The high cost and impurity tolerance of Pt-group metal electrocatalysts used for HER and OER are significant challenges to overcome in order to achieve wide-spread electrolyzer use. Discovery of active, inexpensive, and impurity tolerant electrocatalysts should be guided by activity trends derived from density functional theory (DFT) calculations and experimental studies on well-characterized thin films. These trends then need to be extended to industrially relevant high surface area catalysts in order to bridge the materials gap.
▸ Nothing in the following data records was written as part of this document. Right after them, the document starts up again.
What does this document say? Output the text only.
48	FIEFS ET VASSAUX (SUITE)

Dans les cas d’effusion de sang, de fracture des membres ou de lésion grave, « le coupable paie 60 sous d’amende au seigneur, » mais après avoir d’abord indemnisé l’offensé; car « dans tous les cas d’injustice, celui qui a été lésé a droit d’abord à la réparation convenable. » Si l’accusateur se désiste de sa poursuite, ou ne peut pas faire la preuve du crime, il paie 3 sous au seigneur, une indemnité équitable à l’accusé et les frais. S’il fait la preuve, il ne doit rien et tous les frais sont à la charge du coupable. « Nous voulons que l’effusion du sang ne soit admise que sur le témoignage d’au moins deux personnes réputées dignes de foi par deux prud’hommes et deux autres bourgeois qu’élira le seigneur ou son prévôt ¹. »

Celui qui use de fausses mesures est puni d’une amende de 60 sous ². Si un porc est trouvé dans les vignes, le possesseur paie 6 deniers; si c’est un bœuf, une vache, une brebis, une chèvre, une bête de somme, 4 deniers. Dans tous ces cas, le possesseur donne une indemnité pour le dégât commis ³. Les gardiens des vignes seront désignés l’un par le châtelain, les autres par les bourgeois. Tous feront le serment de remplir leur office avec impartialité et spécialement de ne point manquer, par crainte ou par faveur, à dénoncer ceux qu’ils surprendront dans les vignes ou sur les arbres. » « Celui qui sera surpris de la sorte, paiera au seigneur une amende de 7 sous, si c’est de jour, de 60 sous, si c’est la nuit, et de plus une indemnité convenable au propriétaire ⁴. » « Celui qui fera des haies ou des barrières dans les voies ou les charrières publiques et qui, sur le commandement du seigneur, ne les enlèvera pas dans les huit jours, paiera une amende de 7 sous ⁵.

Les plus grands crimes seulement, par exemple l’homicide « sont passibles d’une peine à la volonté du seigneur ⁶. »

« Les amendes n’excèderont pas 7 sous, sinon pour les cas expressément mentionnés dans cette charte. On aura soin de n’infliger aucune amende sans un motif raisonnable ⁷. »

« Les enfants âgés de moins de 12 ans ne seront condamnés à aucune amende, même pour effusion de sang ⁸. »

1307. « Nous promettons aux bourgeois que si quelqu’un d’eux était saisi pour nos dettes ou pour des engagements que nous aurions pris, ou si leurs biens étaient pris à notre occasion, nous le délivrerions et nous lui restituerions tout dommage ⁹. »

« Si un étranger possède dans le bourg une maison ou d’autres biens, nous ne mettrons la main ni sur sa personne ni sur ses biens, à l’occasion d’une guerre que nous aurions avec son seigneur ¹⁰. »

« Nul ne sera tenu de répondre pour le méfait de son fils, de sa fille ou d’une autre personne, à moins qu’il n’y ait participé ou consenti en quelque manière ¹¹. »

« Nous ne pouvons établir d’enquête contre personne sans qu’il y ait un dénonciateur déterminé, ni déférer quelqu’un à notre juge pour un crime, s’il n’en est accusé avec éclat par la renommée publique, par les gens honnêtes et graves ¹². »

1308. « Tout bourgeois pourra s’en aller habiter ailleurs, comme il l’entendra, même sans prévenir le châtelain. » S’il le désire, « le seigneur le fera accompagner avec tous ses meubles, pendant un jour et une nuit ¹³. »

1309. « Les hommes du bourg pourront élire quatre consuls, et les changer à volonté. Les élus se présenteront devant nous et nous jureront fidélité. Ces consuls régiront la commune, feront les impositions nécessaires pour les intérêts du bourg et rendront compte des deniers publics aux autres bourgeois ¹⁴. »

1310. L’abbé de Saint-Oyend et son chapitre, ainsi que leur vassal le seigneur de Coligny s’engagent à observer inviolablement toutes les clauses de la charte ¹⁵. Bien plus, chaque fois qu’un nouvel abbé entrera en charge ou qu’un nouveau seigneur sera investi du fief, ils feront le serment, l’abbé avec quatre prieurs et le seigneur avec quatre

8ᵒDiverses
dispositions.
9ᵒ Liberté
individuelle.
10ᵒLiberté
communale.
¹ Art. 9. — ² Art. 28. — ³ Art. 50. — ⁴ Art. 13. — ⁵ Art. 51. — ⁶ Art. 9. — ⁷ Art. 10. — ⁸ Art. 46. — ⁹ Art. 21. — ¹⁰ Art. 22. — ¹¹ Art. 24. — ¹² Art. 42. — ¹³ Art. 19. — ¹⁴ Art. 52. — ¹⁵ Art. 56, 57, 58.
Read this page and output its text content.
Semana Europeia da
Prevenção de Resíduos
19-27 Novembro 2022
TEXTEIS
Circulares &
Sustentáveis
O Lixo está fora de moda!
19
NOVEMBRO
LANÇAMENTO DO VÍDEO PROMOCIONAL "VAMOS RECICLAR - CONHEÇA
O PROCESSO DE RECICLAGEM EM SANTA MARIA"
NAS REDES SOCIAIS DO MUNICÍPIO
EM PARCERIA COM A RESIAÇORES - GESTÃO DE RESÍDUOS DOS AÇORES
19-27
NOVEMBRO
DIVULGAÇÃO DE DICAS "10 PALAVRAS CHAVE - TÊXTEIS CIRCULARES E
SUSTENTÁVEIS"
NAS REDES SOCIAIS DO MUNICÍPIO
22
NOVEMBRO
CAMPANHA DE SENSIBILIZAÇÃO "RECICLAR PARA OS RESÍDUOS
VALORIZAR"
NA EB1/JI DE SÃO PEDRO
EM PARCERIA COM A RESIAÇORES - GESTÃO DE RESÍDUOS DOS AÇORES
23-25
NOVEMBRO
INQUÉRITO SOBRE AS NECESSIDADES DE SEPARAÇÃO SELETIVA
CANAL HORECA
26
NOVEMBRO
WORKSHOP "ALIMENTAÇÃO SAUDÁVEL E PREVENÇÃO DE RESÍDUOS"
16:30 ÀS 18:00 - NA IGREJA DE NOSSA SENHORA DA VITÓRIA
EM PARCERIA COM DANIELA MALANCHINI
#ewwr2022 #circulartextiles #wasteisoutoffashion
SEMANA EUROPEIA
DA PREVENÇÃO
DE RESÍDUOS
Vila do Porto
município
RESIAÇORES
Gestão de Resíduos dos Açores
In this talk we will use three examples to illustrate our efforts in reducing or replacing Pt-group metals for HER and OER. The first example is the utilization of monolayer (ML) Pt-group metals over transition metal carbide (TMC) substrates for HER in acid electrolyte. Metal-modified TMCs are promising inexpensive replacements for Pt-group metals because they have shown the ability to tune hydrogen binding energy, which is a descriptor for predicting the HER activity in acid. We will also use ML Pt-NbC thin films to compare the HER activity in acid and alkaline electrolytes, and to illustrate the impurity tolerance of Pt-NbC in the presence of tap water ions. The second example utilizes non-precious bimetallic catalysts for HER in alkaline electrolyte. The value of hydrogen binding energy appears to be a useful descriptor for predicting monometallic and bimetallic catalysts for HER in alkaline electrolyte. The last example shows the feasibility of coating monolayer coverages of IrO₂ on transition metal nitrides for OER in acid electrolyte. All three examples demonstrate the importance of correlating theoretical calculations with experimental measurements for identifying alternative electrocatalysts for water electrolysis.